In particular, the requirement that CRPS symptoms must have been present for at least 18 months, and have stabilised, before assessment, makes it more likely that workers will be outside the 104 week income support entitlement period before they can seek assessment; even if a worker achieves seriously injured worker status, it will occur after their initial period of income support entitlements have already ceased.

However, the new methodology for assessing injuries such as CRPS may make it easier for a worker to achieve a diagnosis of CRPS.

In some respects, the modification to the assessment of lower limb joint replacements will make it fairer for workers who have suffered a catastrophic outcome, with the introduction of the “Very Poor” category (35% WPI) to reach seriously injured worker status.

However, in the absence of catastrophic joint failure or significant chronic infection, the WPI cannot exceed 25% for a “Poor” outcome, thereby making it more difficult to achieve seriously injured worker status in most instances.

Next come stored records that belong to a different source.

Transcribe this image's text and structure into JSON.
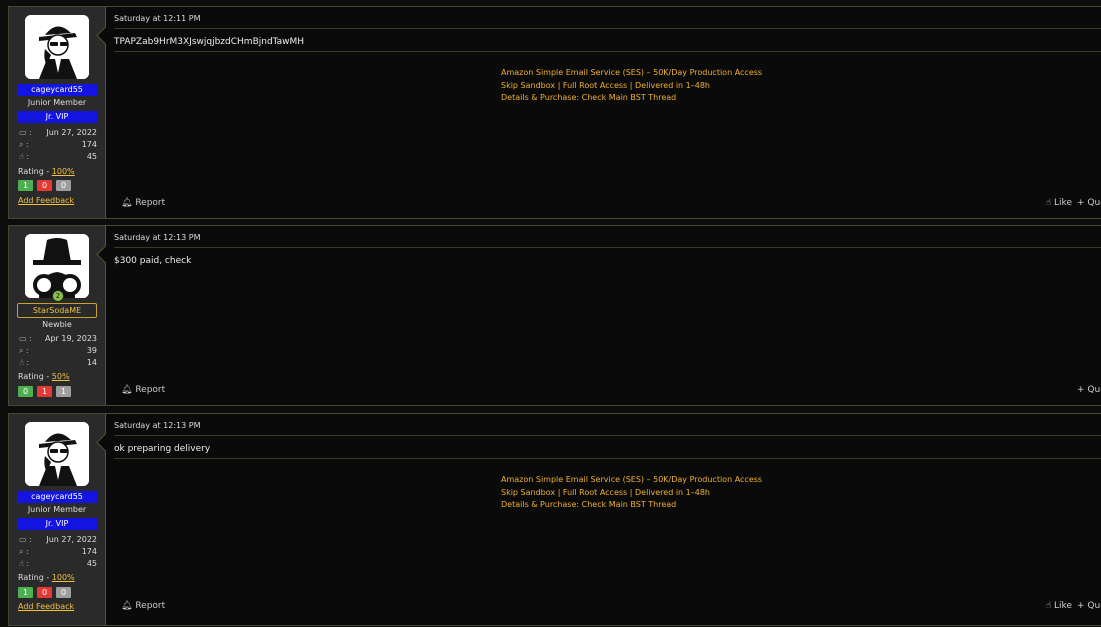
{
  "posts": [
    {
      "user": {
        "name": "cageycard55",
        "role": "Junior Member",
        "tag": "Jr. VIP",
        "joined": "Jun 27, 2022",
        "messages": "174",
        "reactions": "45",
        "rating_label": "Rating - ",
        "rating": "100%",
        "fb_pos": "1",
        "fb_neg": "0",
        "fb_neu": "0",
        "add_feedback": "Add Feedback"
      },
      "timestamp": "Saturday at 12:11 PM",
      "message": "TPAPZab9HrM3XJswjqjbzdCHmBjndTawMH",
      "promo": {
        "line1": "Amazon Simple Email Service (SES) – 50K/Day Production Access",
        "line2": "Skip Sandbox | Full Root Access | Delivered in 1–48h",
        "line3": "Details & Purchase: Check Main BST Thread"
      },
      "report": "Report",
      "like": "Like",
      "quote": "Quote"
    },
    {
      "user": {
        "name": "StarSodaME",
        "role": "Newbie",
        "joined": "Apr 19, 2023",
        "messages": "39",
        "reactions": "14",
        "rating_label": "Rating - ",
        "rating": "50%",
        "fb_pos": "0",
        "fb_neg": "1",
        "fb_neu": "1",
        "online": "2"
      },
      "timestamp": "Saturday at 12:13 PM",
      "message": "$300 paid, check",
      "report": "Report",
      "quote": "Quote"
    },
    {
      "user": {
        "name": "cageycard55",
        "role": "Junior Member",
        "tag": "Jr. VIP",
        "joined": "Jun 27, 2022",
        "messages": "174",
        "reactions": "45",
        "rating_label": "Rating - ",
        "rating": "100%",
        "fb_pos": "1",
        "fb_neg": "0",
        "fb_neu": "0",
        "add_feedback": "Add Feedback"
      },
      "timestamp": "Saturday at 12:13 PM",
      "message": "ok preparing delivery",
      "promo": {
        "line1": "Amazon Simple Email Service (SES) – 50K/Day Production Access",
        "line2": "Skip Sandbox | Full Root Access | Delivered in 1–48h",
        "line3": "Details & Purchase: Check Main BST Thread"
      },
      "report": "Report",
      "like": "Like",
      "quote": "Quote"
    }
  ],
  "icons": {
    "joined": "calendar-icon",
    "messages": "messages-icon",
    "reactions": "thumbs-up-icon",
    "report": "bell-icon",
    "like": "thumbs-up-icon",
    "quote": "plus-icon"
  }
}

It is also worth noting the decision of Return to Work Corporation (SA) v English; Williams v Return to Work Corporation (SA) [2023] SASCA 125 (English and Williams).  The English and Williams decision was significant as it broadened the definition of ‘same injury or cause’ for the purpose of combination of injuries under the RTW Act.  The facts of the two individual cases required an examination of whether a consequential impairment was a “natural and foreseeable consequence” of the first, such that a consequential impairment which was a “natural and foreseeable consequence” of an earlier impairment was held to have arisen from the same injury or cause, and the two impairments were capable of combination.

At the time of the English and Williams decision, which was delivered shortly after the raising of the seriously injured worker threshold for physical injuries from 30% to 35%, it was our view that there would not be a significant reduction in the number of workers able to achieve seriously injured worker status, due to the expanded ability to combine impairments.

When the seriously injured worker threshold was raised, it was in the context of a greater number of workers achieving seriously injured worker status than had previously been anticipated, which was having a compounding effect on the financial performance of the scheme.

It will be interesting to observe whether, over the coming years, IAG3 will have the desired effect that raising the seriously injured worker threshold could have had, if not for the English and Williams decision, or whether it will have no effect on the scheme and simply make it harder for some workers to achieve seriously injured worker status, while making it easier for others.